On the other hand, in the setting of the optimal transport book, we just need a selection $f$ for which every probability measure $\mu$ on $X$ has a well-defined pushforward $f_*\mu$. Let $\mathcal{A}$ be the $\sigma$-algebra generated by analytic subsets of $X$; recall that it includes the Borel $\sigma$-algebra, and more importantly it is always included in the completion of the Borel $\sigma$-algebra with respect to $\mu$. Let $\mathcal{B}$ be the Borel $\sigma$-algebra of $Y$. It is enough to show the following.

True claim. There exists an $(\mathcal{A},\mathcal{B})$-measurable selection $f$.

This is easy to achieve: write $Y=\bigcup_{i\in\mathbb N}Y_i$, with $Y_i$ closed sets of diameter $\le 1$, then for each $i\in\mathbb N$ write $Y_i=\bigcup_{j\in\mathbb N}Y_{ij}$, with $Y_{ij}$ closed of diameter $\le 1/2$, and so on. Pick $y_i\in Y_i$, $y_{ij}\in Y_{ij}$, and so on.

The set $X_i':=\{x\in X:F(x)\cap Y_i\neq\emptyset\}$ is analytic, since it is the projection of the closed set $\operatorname{graph}(F)\cap (X\times Y_i)\subseteq X\times Y$ on $X$. We then let $$ X_i:=X_i'\setminus\bigcup_{k<i}X_k' $$ (this set is not guaranteed to be analytic, but certainly $X_i\in\mathcal{A}$) and define $$ f_0(x):=y_i \quad\text{on }X_i $$ (note that the sets $X_i$ are a partition of $X$). We similarly define $X_{ij}'$ and we build the finer partition $$ X_{ij}:=X_i\cap\Big(X_{ij}'\setminus\bigcup_{k<j}X_{ik}'\Big), $$ and define $$ f_1(x):=y_{ij} \quad\text{on }X_{ij}, $$ and so on. We thus obtain a sequence of $(\mathcal{A},\mathcal{B})$-measurable functions $f_n$. Since $d_Y(f_m(x),f_n(x))\le 2^{-\operatorname{min}(m,n)}$, they converge pointwise to a measurable function $f$. We claim that $f$ is a selection.
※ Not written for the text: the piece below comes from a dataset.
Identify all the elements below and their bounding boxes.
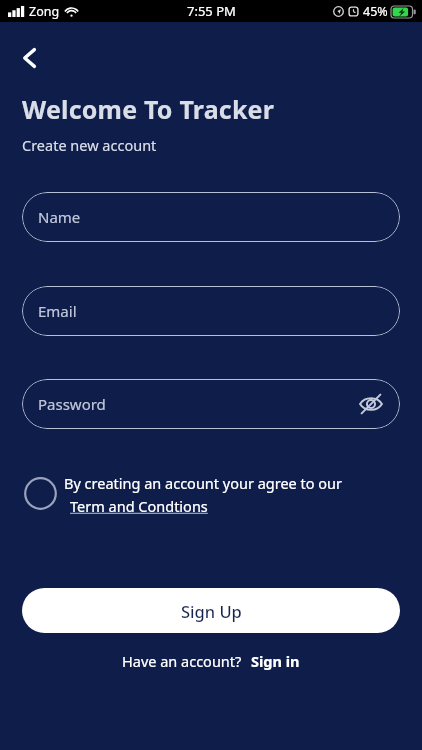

Indeed, given $x\in X$, take $i$ such that $x\in X_i$; since $F(x)$ intersects $Y_i$, which contains $f_0(x)=y_i$, we have $d_Y(f_0(x),F(x))\le\operatorname{diam}(Y_i)\le 1$. Similarly, $d_Y(f_n(x),F(x))\le 2^{-n}$. In the limit we have $d_Y(f(x),F(x))=0$, which gives $f(x)\in F(x)$ since $F(x)$ is closed.